Re: possible deadlock in __perf_event_task_sched_in

From: Marius Fleischer
Date: Mon Apr 29 2024 - 12:39:32 EST


Hi Peter,

Thanks for taking the time to explain this issue!

Wishing you a nice day!

Best,
Marius

On Wed, 24 Apr 2024 at 02:43, Peter Zijlstra <peterz@xxxxxxxxxxxxx> wrote:
>
> On Mon, Apr 22, 2024 at 11:44:27AM -0700, Marius Fleischer wrote:
> > Hi,
> >
> > We would like to report the following bug which has been found by our
> > modified version of syzkaller.
> >
> > We found this report (https://lkml.org/lkml/2021/9/12/333) that seems
> > to have a similar but different stack trace. We are unable to tell,
> > though, whether it is the same cause. We’d be grateful for your
> > advice.
>
> This is just the printk thing sucks again.

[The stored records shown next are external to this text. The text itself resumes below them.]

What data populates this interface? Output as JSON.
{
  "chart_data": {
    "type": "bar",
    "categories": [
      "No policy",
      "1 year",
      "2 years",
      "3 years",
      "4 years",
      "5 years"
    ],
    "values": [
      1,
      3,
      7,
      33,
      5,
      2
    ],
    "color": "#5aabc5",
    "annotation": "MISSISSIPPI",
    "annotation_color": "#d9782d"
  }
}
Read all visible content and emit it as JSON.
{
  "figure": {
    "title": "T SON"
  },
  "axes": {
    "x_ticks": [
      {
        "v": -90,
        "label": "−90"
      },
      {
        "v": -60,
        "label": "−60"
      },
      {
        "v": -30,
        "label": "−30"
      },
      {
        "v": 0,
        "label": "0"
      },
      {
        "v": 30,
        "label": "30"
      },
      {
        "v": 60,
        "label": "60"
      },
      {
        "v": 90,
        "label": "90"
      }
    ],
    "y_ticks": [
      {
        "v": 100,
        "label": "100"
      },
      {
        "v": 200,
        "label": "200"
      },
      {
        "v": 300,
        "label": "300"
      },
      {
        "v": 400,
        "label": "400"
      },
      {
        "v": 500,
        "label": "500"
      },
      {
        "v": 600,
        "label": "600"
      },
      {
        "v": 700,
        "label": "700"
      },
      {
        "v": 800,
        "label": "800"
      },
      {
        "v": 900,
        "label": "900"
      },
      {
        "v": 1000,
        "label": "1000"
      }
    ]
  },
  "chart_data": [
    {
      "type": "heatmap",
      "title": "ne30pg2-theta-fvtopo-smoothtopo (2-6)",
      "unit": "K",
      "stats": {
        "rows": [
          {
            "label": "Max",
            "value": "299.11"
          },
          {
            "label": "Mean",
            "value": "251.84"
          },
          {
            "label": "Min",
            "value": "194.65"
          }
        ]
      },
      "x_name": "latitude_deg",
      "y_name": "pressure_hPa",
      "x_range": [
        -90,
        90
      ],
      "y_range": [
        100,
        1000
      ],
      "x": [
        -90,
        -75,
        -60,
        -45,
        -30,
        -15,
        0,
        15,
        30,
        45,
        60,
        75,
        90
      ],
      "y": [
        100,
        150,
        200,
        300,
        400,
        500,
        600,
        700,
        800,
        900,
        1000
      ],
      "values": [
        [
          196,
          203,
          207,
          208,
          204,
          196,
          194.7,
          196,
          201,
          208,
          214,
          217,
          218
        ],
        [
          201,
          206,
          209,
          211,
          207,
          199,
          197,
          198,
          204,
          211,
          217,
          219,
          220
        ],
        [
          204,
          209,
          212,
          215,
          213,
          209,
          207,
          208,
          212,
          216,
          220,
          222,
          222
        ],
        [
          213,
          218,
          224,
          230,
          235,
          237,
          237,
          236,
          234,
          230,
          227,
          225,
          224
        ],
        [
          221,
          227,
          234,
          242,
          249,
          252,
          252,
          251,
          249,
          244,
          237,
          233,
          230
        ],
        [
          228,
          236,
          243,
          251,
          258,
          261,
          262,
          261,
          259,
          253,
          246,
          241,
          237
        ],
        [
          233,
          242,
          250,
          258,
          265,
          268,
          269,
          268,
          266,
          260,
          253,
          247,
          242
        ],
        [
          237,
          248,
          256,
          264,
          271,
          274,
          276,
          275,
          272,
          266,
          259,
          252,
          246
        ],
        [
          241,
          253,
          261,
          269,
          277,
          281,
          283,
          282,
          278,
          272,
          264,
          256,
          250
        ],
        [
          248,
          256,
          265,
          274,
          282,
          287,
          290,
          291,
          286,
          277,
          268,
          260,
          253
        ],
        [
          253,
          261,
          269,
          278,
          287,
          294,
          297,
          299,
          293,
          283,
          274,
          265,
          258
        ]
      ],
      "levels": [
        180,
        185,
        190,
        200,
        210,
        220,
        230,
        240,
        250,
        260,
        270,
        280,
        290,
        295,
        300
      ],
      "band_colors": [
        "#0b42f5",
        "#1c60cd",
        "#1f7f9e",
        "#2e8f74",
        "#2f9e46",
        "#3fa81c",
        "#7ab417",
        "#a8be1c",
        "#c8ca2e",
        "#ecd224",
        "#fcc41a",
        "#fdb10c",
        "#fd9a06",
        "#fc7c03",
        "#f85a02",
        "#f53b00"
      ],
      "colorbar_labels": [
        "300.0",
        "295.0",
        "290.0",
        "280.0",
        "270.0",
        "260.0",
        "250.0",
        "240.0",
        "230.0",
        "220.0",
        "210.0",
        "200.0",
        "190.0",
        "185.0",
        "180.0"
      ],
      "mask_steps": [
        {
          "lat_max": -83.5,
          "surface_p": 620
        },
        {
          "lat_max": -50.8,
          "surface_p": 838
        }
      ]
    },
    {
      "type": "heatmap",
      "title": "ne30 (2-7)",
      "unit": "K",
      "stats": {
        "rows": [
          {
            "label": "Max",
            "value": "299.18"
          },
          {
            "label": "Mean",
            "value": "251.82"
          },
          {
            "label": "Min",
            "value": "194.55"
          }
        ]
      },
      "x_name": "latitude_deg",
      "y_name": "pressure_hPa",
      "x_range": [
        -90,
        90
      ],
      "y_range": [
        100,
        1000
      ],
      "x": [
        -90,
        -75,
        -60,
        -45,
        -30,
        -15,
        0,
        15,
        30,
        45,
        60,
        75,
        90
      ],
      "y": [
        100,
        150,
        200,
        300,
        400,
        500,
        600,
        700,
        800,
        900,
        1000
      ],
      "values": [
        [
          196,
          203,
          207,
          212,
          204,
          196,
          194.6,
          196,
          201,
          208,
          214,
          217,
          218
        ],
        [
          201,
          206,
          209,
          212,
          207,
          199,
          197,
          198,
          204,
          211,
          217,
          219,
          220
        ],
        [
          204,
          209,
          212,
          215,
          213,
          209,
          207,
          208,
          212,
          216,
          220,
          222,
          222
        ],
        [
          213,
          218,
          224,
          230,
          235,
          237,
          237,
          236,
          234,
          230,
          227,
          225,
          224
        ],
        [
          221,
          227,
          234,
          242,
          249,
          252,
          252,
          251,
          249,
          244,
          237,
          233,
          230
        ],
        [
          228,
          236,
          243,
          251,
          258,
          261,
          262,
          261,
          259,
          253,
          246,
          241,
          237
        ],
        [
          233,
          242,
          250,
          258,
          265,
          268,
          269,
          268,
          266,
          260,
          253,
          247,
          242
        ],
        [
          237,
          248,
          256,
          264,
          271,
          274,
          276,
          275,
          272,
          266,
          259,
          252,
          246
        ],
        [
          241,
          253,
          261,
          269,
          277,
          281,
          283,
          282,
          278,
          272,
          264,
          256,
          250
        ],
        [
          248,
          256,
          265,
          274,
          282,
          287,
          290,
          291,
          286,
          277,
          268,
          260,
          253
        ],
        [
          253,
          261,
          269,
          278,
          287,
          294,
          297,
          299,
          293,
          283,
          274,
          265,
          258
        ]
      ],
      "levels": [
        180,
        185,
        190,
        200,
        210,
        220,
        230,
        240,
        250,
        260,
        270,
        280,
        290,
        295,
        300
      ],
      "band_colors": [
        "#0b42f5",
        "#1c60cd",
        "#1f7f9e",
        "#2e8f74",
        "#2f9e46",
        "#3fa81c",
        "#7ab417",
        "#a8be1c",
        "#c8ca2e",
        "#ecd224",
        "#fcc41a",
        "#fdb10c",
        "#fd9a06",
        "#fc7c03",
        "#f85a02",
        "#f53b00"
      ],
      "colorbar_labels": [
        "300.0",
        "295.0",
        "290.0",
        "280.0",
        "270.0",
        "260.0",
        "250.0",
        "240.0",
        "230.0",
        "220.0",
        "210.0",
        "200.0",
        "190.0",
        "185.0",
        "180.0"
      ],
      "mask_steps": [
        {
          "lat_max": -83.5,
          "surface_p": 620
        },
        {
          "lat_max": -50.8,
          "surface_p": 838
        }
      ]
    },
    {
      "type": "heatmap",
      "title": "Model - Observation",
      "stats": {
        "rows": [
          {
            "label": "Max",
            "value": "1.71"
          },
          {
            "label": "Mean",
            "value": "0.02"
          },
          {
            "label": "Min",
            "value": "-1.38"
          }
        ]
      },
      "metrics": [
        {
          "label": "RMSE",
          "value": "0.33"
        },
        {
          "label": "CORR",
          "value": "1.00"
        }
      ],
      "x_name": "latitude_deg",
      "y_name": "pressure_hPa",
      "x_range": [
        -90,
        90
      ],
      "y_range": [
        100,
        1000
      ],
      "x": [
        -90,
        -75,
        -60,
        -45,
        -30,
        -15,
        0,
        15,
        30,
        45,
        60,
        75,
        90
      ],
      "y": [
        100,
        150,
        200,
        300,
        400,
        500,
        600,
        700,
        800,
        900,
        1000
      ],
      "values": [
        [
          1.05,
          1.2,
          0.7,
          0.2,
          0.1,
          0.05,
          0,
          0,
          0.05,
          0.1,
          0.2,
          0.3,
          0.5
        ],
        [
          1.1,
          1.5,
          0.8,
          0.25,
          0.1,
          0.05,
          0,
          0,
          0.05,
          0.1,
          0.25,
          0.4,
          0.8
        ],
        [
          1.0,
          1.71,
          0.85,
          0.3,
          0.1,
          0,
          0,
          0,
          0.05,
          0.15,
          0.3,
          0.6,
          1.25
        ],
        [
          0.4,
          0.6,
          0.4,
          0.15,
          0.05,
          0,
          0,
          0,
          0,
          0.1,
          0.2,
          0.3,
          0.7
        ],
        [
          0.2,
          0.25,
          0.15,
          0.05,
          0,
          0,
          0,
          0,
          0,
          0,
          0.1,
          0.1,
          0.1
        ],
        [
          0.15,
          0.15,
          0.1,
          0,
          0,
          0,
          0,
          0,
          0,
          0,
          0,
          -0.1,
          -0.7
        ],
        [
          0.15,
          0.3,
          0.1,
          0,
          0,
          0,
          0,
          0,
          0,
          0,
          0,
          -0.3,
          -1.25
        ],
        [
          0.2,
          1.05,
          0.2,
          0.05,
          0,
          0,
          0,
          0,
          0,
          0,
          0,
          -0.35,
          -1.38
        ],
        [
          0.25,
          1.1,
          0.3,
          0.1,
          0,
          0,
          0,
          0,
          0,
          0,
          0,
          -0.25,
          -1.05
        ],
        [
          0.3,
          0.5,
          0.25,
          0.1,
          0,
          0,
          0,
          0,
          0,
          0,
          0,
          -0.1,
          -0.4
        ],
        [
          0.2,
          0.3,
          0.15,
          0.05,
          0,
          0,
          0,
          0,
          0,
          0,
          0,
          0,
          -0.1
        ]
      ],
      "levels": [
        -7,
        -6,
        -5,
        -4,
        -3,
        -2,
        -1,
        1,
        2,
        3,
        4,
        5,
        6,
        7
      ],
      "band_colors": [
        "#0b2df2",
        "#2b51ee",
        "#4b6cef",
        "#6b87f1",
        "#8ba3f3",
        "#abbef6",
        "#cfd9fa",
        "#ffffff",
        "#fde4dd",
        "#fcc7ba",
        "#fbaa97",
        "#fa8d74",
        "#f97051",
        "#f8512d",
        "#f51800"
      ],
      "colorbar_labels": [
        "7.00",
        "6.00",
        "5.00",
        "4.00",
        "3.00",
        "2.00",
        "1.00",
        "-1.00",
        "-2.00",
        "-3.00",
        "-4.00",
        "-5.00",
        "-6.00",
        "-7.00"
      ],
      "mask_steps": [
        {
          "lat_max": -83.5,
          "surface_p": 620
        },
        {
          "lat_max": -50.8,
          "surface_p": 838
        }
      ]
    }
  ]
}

Some WARN/printk got tripped
> in a non-suitable context.
>
>
> > _printk+0xba/0xed kernel/printk/printk.c:2299
> > ex_handler_msr.cold+0xb7/0x147 arch/x86/mm/extable.c:90
> > fixup_exception+0x973/0xbb0 arch/x86/mm/extable.c:187
> > __exc_general_protection arch/x86/kernel/traps.c:601 [inline]
> > exc_general_protection+0xed/0x2f0 arch/x86/kernel/traps.c:562
> > asm_exc_general_protection+0x22/0x30 arch/x86/include/asm/idtentry.h:562
> > RIP: 0010:__wrmsr arch/x86/include/asm/msr.h:103 [inline]
> > RIP: 0010:native_write_msr arch/x86/include/asm/msr.h:154 [inline]
> > RIP: 0010:wrmsrl arch/x86/include/asm/msr.h:271 [inline]
> > RIP: 0010:__x86_pmu_enable_event
> > arch/x86/events/intel/../perf_event.h:1120 [inline]
> > RIP: 0010:intel_pmu_enable_event+0x2d9/0xff0 arch/x86/events/intel/corec:2694
> > Code: ea 03 49 81 cc 00 00 40 00 4d 21 f4 80 3c 02 00 0f 85 5b 0c 00
> > 00 44 8b ab 70 01 00 00 4c 89 e2 44 89 e0 48 c1 ea 20 44 89 e9 <0f> 30
> > 0f 1f 44 00 00 e8 1b 32 75 00 48 83 c4 20 5b 5d 41 5c 41 5d
> > RSP: 0018:ffffc900115af348 EFLAGS: 00010002
> > RAX: 0000000000530000 RBX: ffff888019dd6a50 RCX: 0000000000000188
> > RDX: 0000000000000002 RSI: ffffffff81029464 RDI: ffff888019dd6bc0
> > RBP: 0000000000000000 R08: 0000000000000001 R09: ffff888063e22ab7
> > R10: 0000000000000000 R11: 0000000000000001 R12: 0000000200530000
> > R13: 0000000000000188 R14: ffffffffffffffff R15: ffff888019dd6bb0
> > x86_pmu_start+0x1cc/0x270 arch/x86/events/core.c:1520
> > x86_pmu_enable+0x481/0xdf0 arch/x86/events/core.c:1337
> > perf_pmu_enable kernel/events/core.c:1243 [inline]
> > perf_pmu_enable kernel/events/core.c:1239 [inline]
>
> Most likely your VM is wonky and perf tries to poke an MSR that either
> doesn't exist or isn't emulated properly, who knows.